Senior Site Reliability Engineer

Akamai•United States,

3d•$121,400 - $218,600•Hybrid

About The Position

The AI Hardware SRE team is responsible for overseeing, scaling, and optimizing our next-generation dedicated AI hardware infrastructure. You will be responsible for ensuring best-in-class uptime and reliability of our AI hardware infrastructure offerings. In this role, you'll play a part in pioneering the reliability an elite, high-density hardware and software infrastructure spanning the globe. You'll collaborate with product teams from the earliest stages of development to ensure the reliability, scalability, and performance of our systems.
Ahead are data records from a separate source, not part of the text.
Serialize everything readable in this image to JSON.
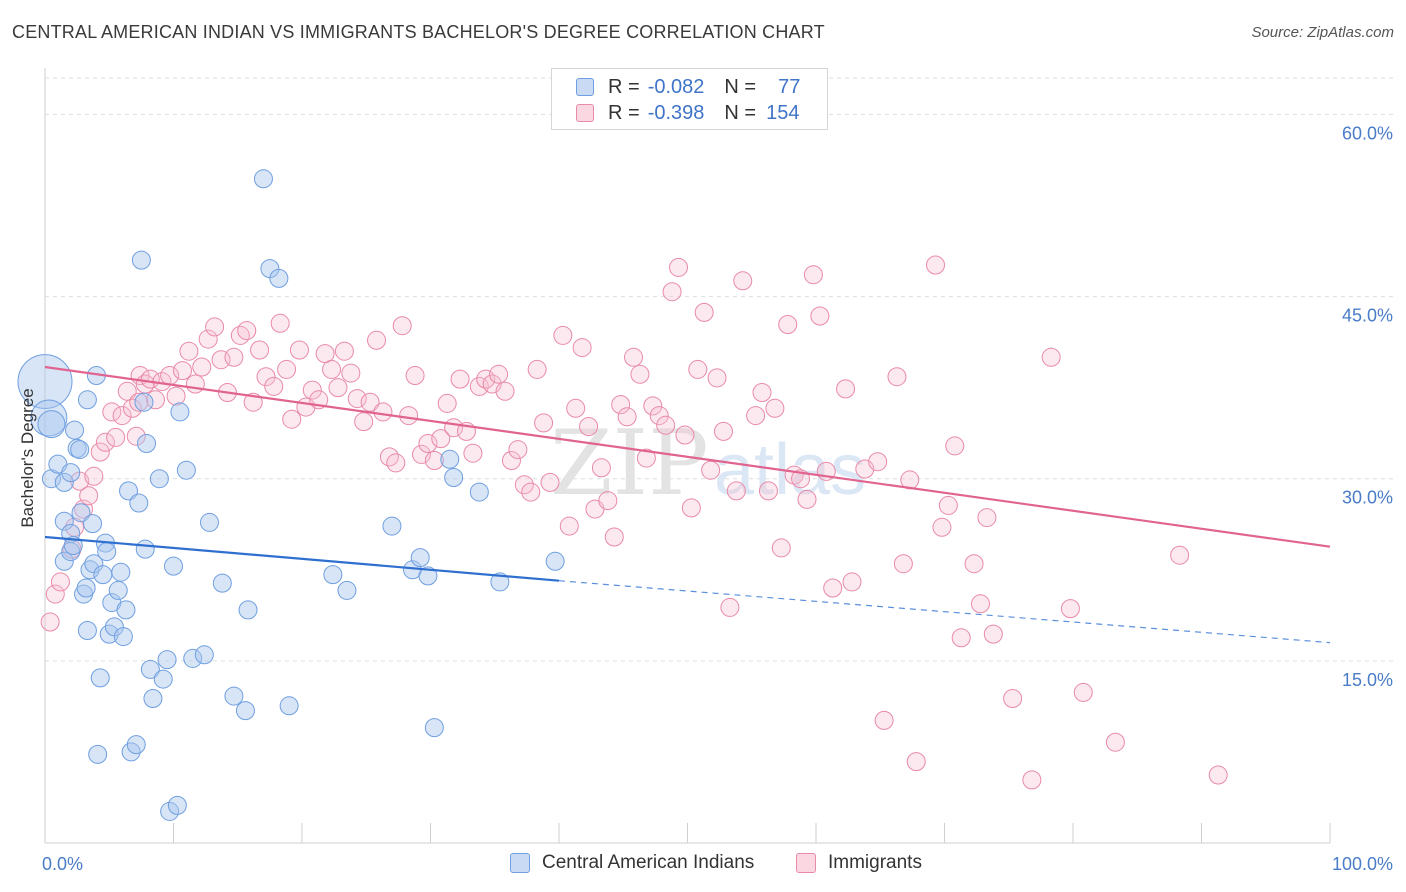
{
  "header": {
    "title": "CENTRAL AMERICAN INDIAN VS IMMIGRANTS BACHELOR'S DEGREE CORRELATION CHART",
    "source": "Source: ZipAtlas.com"
  },
  "watermark": {
    "zip": "ZIP",
    "atlas": "atlas"
  },
  "legend": {
    "r_label": "R =",
    "n_label": "N =",
    "rows": [
      {
        "r": "-0.082",
        "n": "77",
        "color": "#a9c6ee",
        "border": "#6f9fe0"
      },
      {
        "r": "-0.398",
        "n": "154",
        "color": "#f6bfd0",
        "border": "#e98aa8"
      }
    ]
  },
  "chart_data": {
    "type": "scatter",
    "title": "CENTRAL AMERICAN INDIAN VS IMMIGRANTS BACHELOR'S DEGREE CORRELATION CHART",
    "xlabel": "",
    "ylabel": "Bachelor's Degree",
    "xlim": [
      0,
      100
    ],
    "ylim": [
      0,
      63
    ],
    "x_tick_labels": [
      "0.0%",
      "100.0%"
    ],
    "y_ticks": [
      15,
      30,
      45,
      60
    ],
    "y_tick_labels": [
      "15.0%",
      "30.0%",
      "45.0%",
      "60.0%"
    ],
    "grid": "horizontal dashed",
    "legend_placement": "top-center",
    "series": [
      {
        "name": "Central American Indians",
        "color": "#6f9fe0",
        "fill": "rgba(169,198,238,0.45)",
        "trend": {
          "x0": 0,
          "y0": 25.2,
          "x1": 40,
          "y1": 21.6,
          "dash_to_x": 100,
          "dash_to_y": 16.5
        },
        "points": [
          [
            0,
            38,
            3
          ],
          [
            0.3,
            35,
            2
          ],
          [
            0.5,
            34.5,
            1.5
          ],
          [
            0.5,
            30,
            1
          ],
          [
            1,
            31.2,
            1
          ],
          [
            1.5,
            26.5,
            1
          ],
          [
            1.5,
            23.2,
            1
          ],
          [
            1.5,
            29.7,
            1
          ],
          [
            2,
            25.5,
            1
          ],
          [
            2,
            30.5,
            1
          ],
          [
            2,
            24,
            1
          ],
          [
            2.2,
            24.5,
            1
          ],
          [
            2.3,
            34,
            1
          ],
          [
            2.5,
            32.5,
            1
          ],
          [
            2.7,
            32.4,
            1
          ],
          [
            2.8,
            27.2,
            1
          ],
          [
            3,
            20.5,
            1
          ],
          [
            3.2,
            21,
            1
          ],
          [
            3.3,
            36.5,
            1
          ],
          [
            3.3,
            17.5,
            1
          ],
          [
            3.5,
            22.5,
            1
          ],
          [
            3.7,
            26.3,
            1
          ],
          [
            3.8,
            23,
            1
          ],
          [
            4,
            38.5,
            1
          ],
          [
            4.1,
            7.3,
            1
          ],
          [
            4.3,
            13.6,
            1
          ],
          [
            4.5,
            22.1,
            1
          ],
          [
            4.7,
            24.7,
            1
          ],
          [
            4.8,
            24,
            1
          ],
          [
            5,
            17.2,
            1
          ],
          [
            5.2,
            19.8,
            1
          ],
          [
            5.4,
            17.8,
            1
          ],
          [
            5.7,
            20.8,
            1
          ],
          [
            5.9,
            22.3,
            1
          ],
          [
            6.1,
            17,
            1
          ],
          [
            6.3,
            19.2,
            1
          ],
          [
            6.5,
            29,
            1
          ],
          [
            6.7,
            7.5,
            1
          ],
          [
            7.1,
            8.1,
            1
          ],
          [
            7.3,
            28,
            1
          ],
          [
            7.5,
            48,
            1
          ],
          [
            7.7,
            36.3,
            1
          ],
          [
            7.8,
            24.2,
            1
          ],
          [
            7.9,
            32.9,
            1
          ],
          [
            8.2,
            14.3,
            1
          ],
          [
            8.4,
            11.9,
            1
          ],
          [
            8.9,
            30,
            1
          ],
          [
            9.2,
            13.5,
            1
          ],
          [
            9.5,
            15.1,
            1
          ],
          [
            9.7,
            2.6,
            1
          ],
          [
            10.3,
            3.1,
            1
          ],
          [
            10.5,
            35.5,
            1
          ],
          [
            11,
            30.7,
            1
          ],
          [
            11.5,
            15.2,
            1
          ],
          [
            12.4,
            15.5,
            1
          ],
          [
            12.8,
            26.4,
            1
          ],
          [
            13.8,
            21.4,
            1
          ],
          [
            14.7,
            12.1,
            1
          ],
          [
            15.6,
            10.9,
            1
          ],
          [
            15.8,
            19.2,
            1
          ],
          [
            17,
            54.7,
            1
          ],
          [
            17.5,
            47.3,
            1
          ],
          [
            18.2,
            46.5,
            1
          ],
          [
            19,
            11.3,
            1
          ],
          [
            22.4,
            22.1,
            1
          ],
          [
            23.5,
            20.8,
            1
          ],
          [
            27,
            26.1,
            1
          ],
          [
            28.6,
            22.5,
            1
          ],
          [
            29.2,
            23.5,
            1
          ],
          [
            29.8,
            22,
            1
          ],
          [
            30.3,
            9.5,
            1
          ],
          [
            31.5,
            31.6,
            1
          ],
          [
            31.8,
            30.1,
            1
          ],
          [
            33.8,
            28.9,
            1
          ],
          [
            35.4,
            21.5,
            1
          ],
          [
            39.7,
            23.2,
            1
          ],
          [
            10,
            22.8,
            1
          ]
        ]
      },
      {
        "name": "Immigrants",
        "color": "#e98aa8",
        "fill": "rgba(246,191,208,0.35)",
        "trend": {
          "x0": 0,
          "y0": 39.2,
          "x1": 100,
          "y1": 24.4
        },
        "points": [
          [
            0.4,
            18.2
          ],
          [
            0.8,
            20.5
          ],
          [
            1.2,
            21.5
          ],
          [
            2.1,
            24.2
          ],
          [
            2.3,
            26
          ],
          [
            2.7,
            29.8
          ],
          [
            3,
            27.5
          ],
          [
            3.4,
            28.6
          ],
          [
            3.8,
            30.2
          ],
          [
            4.3,
            32.2
          ],
          [
            4.7,
            33
          ],
          [
            5.2,
            35.5
          ],
          [
            5.5,
            33.4
          ],
          [
            6,
            35.2
          ],
          [
            6.4,
            37.2
          ],
          [
            6.8,
            35.8
          ],
          [
            7.1,
            33.5
          ],
          [
            7.4,
            38.5
          ],
          [
            7.8,
            37.8
          ],
          [
            8.2,
            38.2
          ],
          [
            8.6,
            36.5
          ],
          [
            9.1,
            38
          ],
          [
            9.7,
            38.5
          ],
          [
            10.2,
            36.8
          ],
          [
            10.7,
            38.9
          ],
          [
            11.2,
            40.5
          ],
          [
            11.7,
            37.8
          ],
          [
            12.2,
            39.2
          ],
          [
            12.7,
            41.5
          ],
          [
            13.2,
            42.5
          ],
          [
            13.7,
            39.8
          ],
          [
            14.2,
            37.1
          ],
          [
            14.7,
            40
          ],
          [
            15.2,
            41.8
          ],
          [
            15.7,
            42.2
          ],
          [
            16.2,
            36.3
          ],
          [
            16.7,
            40.6
          ],
          [
            17.2,
            38.4
          ],
          [
            17.8,
            37.6
          ],
          [
            18.3,
            42.8
          ],
          [
            18.8,
            39
          ],
          [
            19.2,
            34.9
          ],
          [
            19.8,
            40.6
          ],
          [
            20.3,
            35.9
          ],
          [
            20.8,
            37.3
          ],
          [
            21.3,
            36.5
          ],
          [
            21.8,
            40.3
          ],
          [
            22.3,
            39
          ],
          [
            22.8,
            37.5
          ],
          [
            23.3,
            40.5
          ],
          [
            23.8,
            38.7
          ],
          [
            24.3,
            36.6
          ],
          [
            24.8,
            34.7
          ],
          [
            25.3,
            36.3
          ],
          [
            25.8,
            41.4
          ],
          [
            26.3,
            35.5
          ],
          [
            26.8,
            31.8
          ],
          [
            27.3,
            31.3
          ],
          [
            27.8,
            42.6
          ],
          [
            28.3,
            35.2
          ],
          [
            28.8,
            38.5
          ],
          [
            29.3,
            32
          ],
          [
            29.8,
            32.9
          ],
          [
            30.3,
            31.5
          ],
          [
            30.8,
            33.3
          ],
          [
            31.3,
            36.2
          ],
          [
            31.8,
            34.2
          ],
          [
            32.3,
            38.2
          ],
          [
            32.8,
            33.9
          ],
          [
            33.3,
            32.1
          ],
          [
            33.8,
            37.6
          ],
          [
            34.3,
            38.2
          ],
          [
            34.8,
            37.8
          ],
          [
            35.3,
            38.6
          ],
          [
            35.8,
            37.2
          ],
          [
            36.3,
            31.5
          ],
          [
            36.8,
            32.4
          ],
          [
            37.3,
            29.5
          ],
          [
            37.8,
            28.9
          ],
          [
            38.3,
            39
          ],
          [
            38.8,
            34.6
          ],
          [
            39.3,
            29.7
          ],
          [
            40.3,
            41.8
          ],
          [
            40.8,
            26.1
          ],
          [
            41.3,
            35.8
          ],
          [
            41.8,
            40.8
          ],
          [
            42.3,
            34.3
          ],
          [
            42.8,
            27.5
          ],
          [
            43.3,
            30.9
          ],
          [
            43.8,
            28.2
          ],
          [
            44.3,
            25.2
          ],
          [
            44.8,
            36.1
          ],
          [
            45.3,
            35.1
          ],
          [
            45.8,
            40
          ],
          [
            46.3,
            38.6
          ],
          [
            46.8,
            31.7
          ],
          [
            47.3,
            36
          ],
          [
            47.8,
            35.2
          ],
          [
            48.3,
            34.4
          ],
          [
            48.8,
            45.4
          ],
          [
            49.3,
            47.4
          ],
          [
            49.8,
            33.6
          ],
          [
            50.3,
            27.6
          ],
          [
            50.8,
            39
          ],
          [
            51.3,
            43.7
          ],
          [
            51.8,
            30.7
          ],
          [
            52.3,
            38.3
          ],
          [
            52.8,
            33.9
          ],
          [
            53.3,
            19.4
          ],
          [
            53.8,
            29
          ],
          [
            54.3,
            46.3
          ],
          [
            55.3,
            35.2
          ],
          [
            55.8,
            37.1
          ],
          [
            56.3,
            29
          ],
          [
            56.8,
            35.8
          ],
          [
            57.3,
            24.3
          ],
          [
            57.8,
            42.7
          ],
          [
            58.3,
            30.3
          ],
          [
            58.8,
            30
          ],
          [
            59.3,
            28.3
          ],
          [
            59.8,
            46.8
          ],
          [
            60.3,
            43.4
          ],
          [
            60.8,
            30.6
          ],
          [
            61.3,
            21
          ],
          [
            62.3,
            37.4
          ],
          [
            62.8,
            21.5
          ],
          [
            63.8,
            30.8
          ],
          [
            64.8,
            31.4
          ],
          [
            65.3,
            10.1
          ],
          [
            66.3,
            38.4
          ],
          [
            66.8,
            23
          ],
          [
            67.3,
            29.9
          ],
          [
            67.8,
            6.7
          ],
          [
            69.3,
            47.6
          ],
          [
            69.8,
            26
          ],
          [
            70.3,
            27.8
          ],
          [
            70.8,
            32.7
          ],
          [
            71.3,
            16.9
          ],
          [
            72.3,
            23
          ],
          [
            72.8,
            19.7
          ],
          [
            73.3,
            26.8
          ],
          [
            73.8,
            17.2
          ],
          [
            75.3,
            11.9
          ],
          [
            76.8,
            5.2
          ],
          [
            78.3,
            40
          ],
          [
            79.8,
            19.3
          ],
          [
            80.8,
            12.4
          ],
          [
            83.3,
            8.3
          ],
          [
            88.3,
            23.7
          ],
          [
            91.3,
            5.6
          ],
          [
            7.3,
            36.3
          ]
        ]
      }
    ]
  }
}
You'll define key performance indicators and defend them when they are breached.

Requirements

5 years of relevant experience and a Bachelor's degree in Computer Engineering, Computer Science or equivalent
Possess tooling and coding ability in languages like Python to construct scalable operational tools, API integrations, and automation frameworks.
Show hands-on experience with modern observability stacks and timeseries engines, like Prometheus, Grafana, OpenTelemetry, and Loki.
Possess a working understanding of advanced networking topologies, high-bandwidth routing/switching infrastructure, BGP, and dual-stack IPv4/IPv6 networks.
Have experience acting as a key designer for new service rollouts, including establishing operational readiness criteria, telemetry baselines, and alerting thresholds.
Demonstrate extensive experience building technical runbooks, leading complex incident response bridges, and driving comprehensive, blameless post-mortems.
Display a proven ability to take absolute ownership of ambiguous technical problems, coordinate cross-functional teams, and drive for production-grade solutions.

Responsibilities

Developing and scaling robust programmatic tooling and infrastructure-as-code utilities in Python to eliminate operational toil and automate fleet-wide provisioning.
Integrating automated workflows across disconnected corporate ticketing systems to optimize time-to-mitigate metrics for hardware and network break-fix events.
Leveraging advanced AI utilities and LLM-assisted development paradigms where appropriate to accelerate technical execution, script authorship, and system analysis
Working on cutting-edge private cloud and compute technologies to improve the availability, latency, and overall systemic health of high-density hardware environments.
Designing and implementing telemetry pipelines, custom Prometheus/Grafana monitoring dashboards, and AI-based anomaly detection tailored for bare-metal and virtualized environments.
Participating in 24x7x365 on-call rotations, spearheading real-time incident management, and managing high-severity service disruption protocols via automated PagerDuty and Slack workflows.
Partnering directly with third-party infrastructure vendors and coordinating on-site field technicians to facilitate uptime activities.